CONWAY — Bear’s Den Pizza has long been known as a dive, ideal for late-night bites and drinks, but a recent renovation and menu overhaul aims to change that identity.
The restaurant, rumored to have been made over as a part of Gordon Ramsay’s show 24 Hours to Hell and Back, reopened Tuesday after a closure over the weekend.
Owner Brad McCray said he wouldn’t confirm or deny the connection to the show, but the restaurant has been completely updated inside.
He said Bear’s Den hopes to draw bigger crowds earlier in the day, though hours will remain 3 p.m. to 2 a.m. daily for now.
“With this renovation inside and revamped menu, we’re a comfortable place to come for happy hour, dinner and, hopefully, lunch,” McCray said.
Suspicion the restaurant was being featured on Ramsay’s program arose when the show’s Hell on Wheels truck was set up in a parking lot near the corner of Bruce Street and Farris Road in Conway over the weekend, steps away from the University of Central Arkansas campus. The vehicle serves as a temporary kitchen while a "struggling restaurant" is revamped.
Even though Bear’s Den Pizza was closed over the weekend for renovations, from the outside Saturday, it still appeared to buzz with activity.
Commenters on the restaurant’s Facebook page tried to ask if the restaurant was set to be featured, but comments from the account said everything was “top secret” and it would “confirm and deny nothing.”
The third season of 24 Hours to Hell and Back will air starting Jan. 7, 2020.
The changes that debuted Tuesday include a newly designed interior, which replaced beer cans and vinyl booths with sleek modern furniture and rustic elements, including a textured wood front for the bar and a shiplap wall.
The bathrooms, which McCray called “world-renowned” for being “the worst,” have also been completely redone on the women’s side, with trendy metal wash basins and wood-slat stalls. McCray said the men’s restrooms will be renovated soon.
Aside from physical changes, the menu has also been changed significantly to offer fewer, more artisanal choices.

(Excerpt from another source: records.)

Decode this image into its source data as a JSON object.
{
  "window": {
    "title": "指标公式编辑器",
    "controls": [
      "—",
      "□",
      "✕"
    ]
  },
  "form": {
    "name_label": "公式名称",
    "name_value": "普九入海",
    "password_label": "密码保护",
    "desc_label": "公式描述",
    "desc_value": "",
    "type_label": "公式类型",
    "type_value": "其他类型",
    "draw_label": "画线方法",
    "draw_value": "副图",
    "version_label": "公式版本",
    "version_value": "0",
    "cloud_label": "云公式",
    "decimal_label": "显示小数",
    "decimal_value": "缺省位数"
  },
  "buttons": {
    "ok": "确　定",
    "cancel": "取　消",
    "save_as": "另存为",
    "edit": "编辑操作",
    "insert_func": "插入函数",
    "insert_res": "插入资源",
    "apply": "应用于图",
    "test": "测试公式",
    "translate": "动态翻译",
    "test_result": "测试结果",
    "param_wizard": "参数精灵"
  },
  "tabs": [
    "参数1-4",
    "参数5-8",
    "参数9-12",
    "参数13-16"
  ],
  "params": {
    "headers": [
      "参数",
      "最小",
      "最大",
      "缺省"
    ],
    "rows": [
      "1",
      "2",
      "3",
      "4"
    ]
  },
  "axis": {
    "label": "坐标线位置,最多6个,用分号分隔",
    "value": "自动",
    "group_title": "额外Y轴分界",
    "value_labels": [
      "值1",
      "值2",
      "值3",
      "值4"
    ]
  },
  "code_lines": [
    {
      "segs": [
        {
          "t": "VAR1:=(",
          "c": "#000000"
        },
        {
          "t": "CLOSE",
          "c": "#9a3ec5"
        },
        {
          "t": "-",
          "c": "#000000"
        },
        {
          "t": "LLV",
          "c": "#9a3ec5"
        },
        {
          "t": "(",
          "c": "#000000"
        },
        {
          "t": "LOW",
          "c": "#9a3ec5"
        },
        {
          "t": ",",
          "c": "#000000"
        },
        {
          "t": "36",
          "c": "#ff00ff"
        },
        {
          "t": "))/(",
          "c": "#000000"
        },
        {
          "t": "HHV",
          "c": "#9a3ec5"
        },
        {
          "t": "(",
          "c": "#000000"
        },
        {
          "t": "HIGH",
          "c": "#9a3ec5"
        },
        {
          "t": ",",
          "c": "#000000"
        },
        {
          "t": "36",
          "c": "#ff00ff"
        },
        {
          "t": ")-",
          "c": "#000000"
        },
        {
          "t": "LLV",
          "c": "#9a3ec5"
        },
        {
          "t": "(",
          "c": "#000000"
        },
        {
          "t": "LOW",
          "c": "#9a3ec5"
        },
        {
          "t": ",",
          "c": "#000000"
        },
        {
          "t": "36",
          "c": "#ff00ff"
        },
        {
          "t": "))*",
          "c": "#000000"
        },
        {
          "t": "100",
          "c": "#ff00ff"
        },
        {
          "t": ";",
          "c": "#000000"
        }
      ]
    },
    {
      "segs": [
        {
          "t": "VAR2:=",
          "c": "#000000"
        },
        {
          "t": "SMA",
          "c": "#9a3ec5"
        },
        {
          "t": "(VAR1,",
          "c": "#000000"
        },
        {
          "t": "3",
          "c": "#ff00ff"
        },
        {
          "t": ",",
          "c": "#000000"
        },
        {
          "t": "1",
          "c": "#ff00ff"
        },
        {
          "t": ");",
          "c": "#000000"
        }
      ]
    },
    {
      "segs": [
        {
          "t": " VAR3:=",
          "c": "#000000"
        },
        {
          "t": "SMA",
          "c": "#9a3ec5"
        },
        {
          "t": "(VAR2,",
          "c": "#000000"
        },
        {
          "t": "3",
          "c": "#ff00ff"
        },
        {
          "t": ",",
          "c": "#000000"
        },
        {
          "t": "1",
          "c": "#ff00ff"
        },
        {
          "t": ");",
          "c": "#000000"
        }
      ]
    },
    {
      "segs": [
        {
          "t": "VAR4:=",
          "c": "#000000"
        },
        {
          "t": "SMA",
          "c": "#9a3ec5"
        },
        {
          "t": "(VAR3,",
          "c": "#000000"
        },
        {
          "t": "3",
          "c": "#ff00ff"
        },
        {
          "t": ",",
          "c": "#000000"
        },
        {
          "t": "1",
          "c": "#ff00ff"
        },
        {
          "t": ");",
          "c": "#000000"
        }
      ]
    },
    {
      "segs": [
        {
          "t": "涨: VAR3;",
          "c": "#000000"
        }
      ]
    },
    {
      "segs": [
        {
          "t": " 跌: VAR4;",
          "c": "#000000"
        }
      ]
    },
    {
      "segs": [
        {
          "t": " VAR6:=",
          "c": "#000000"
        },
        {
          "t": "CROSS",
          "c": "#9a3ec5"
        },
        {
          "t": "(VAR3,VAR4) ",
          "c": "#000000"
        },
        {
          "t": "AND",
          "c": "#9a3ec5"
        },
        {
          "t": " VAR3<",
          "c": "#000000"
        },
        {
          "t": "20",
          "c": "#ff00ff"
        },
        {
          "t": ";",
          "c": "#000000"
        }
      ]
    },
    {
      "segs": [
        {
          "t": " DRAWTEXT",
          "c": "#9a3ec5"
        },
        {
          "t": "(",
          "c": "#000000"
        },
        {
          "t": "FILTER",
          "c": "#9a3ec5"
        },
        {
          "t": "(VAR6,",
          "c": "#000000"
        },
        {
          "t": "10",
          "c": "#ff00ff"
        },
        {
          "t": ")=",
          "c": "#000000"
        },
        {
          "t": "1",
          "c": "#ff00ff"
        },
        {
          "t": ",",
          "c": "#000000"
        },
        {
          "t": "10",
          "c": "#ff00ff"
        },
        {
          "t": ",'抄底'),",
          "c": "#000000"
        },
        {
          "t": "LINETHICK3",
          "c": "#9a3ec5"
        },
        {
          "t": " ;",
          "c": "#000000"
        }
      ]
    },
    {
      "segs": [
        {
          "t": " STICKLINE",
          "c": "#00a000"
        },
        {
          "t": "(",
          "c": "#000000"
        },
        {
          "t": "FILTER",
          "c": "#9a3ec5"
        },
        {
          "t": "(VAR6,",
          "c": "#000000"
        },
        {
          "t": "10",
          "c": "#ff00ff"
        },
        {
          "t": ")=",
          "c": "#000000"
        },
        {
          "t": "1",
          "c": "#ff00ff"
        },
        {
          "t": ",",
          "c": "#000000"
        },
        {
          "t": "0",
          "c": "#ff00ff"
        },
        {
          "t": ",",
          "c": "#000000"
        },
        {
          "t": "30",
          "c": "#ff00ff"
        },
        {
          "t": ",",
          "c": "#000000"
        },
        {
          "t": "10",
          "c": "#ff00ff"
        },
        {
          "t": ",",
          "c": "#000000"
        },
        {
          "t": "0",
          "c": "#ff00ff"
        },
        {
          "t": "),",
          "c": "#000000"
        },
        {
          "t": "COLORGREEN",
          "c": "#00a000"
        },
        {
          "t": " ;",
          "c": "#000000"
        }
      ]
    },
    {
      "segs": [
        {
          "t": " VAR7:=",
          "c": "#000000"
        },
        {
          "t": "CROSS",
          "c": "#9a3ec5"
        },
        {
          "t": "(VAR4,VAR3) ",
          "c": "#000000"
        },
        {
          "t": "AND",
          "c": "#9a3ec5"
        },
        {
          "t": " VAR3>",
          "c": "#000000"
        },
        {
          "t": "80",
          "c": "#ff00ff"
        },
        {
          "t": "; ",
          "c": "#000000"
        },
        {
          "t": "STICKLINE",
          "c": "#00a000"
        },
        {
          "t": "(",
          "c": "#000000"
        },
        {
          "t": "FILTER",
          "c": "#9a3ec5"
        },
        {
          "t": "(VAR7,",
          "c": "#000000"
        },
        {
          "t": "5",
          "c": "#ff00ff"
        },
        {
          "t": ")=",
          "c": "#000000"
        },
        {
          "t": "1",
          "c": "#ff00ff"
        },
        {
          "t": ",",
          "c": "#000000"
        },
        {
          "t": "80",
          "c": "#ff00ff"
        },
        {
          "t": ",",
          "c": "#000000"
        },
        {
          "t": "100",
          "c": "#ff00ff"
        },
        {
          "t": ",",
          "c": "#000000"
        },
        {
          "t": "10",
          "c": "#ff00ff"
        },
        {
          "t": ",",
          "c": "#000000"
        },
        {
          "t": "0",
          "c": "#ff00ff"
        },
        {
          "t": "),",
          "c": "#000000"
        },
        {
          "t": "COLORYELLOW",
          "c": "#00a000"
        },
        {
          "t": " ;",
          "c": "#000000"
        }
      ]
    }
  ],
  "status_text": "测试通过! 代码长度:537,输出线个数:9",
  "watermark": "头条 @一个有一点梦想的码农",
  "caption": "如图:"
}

McCray said the limited menu, which only includes two salads, three pizzas, one pasta dish and an ice cream sundae for dessert, will be expanded over time.
Pizzas will also taste quite different.
“Everything we’re making is from scratch now — our sauces, our dough,” McCray said. The pizzas will also be cooked in a new, state-of-the art stone oven.
More changes are also still on the way for the restaurant, McCray said, with work underway on an expansion into a former nail salon next door.
The new space will increase the square footage by about 25%, McCray said, and it’s an area that will be available for extra tables or private events.
McCray said even if the restaurant is changing and seeking to attract a different kind of crowd during the day, it won’t stop offering nighttime favorites such as trivia, live music and karaoke.
“We’re hoping to bring in a fresh, new clientele early in the day,” McCray said. “We’re still an entertainment-driven location."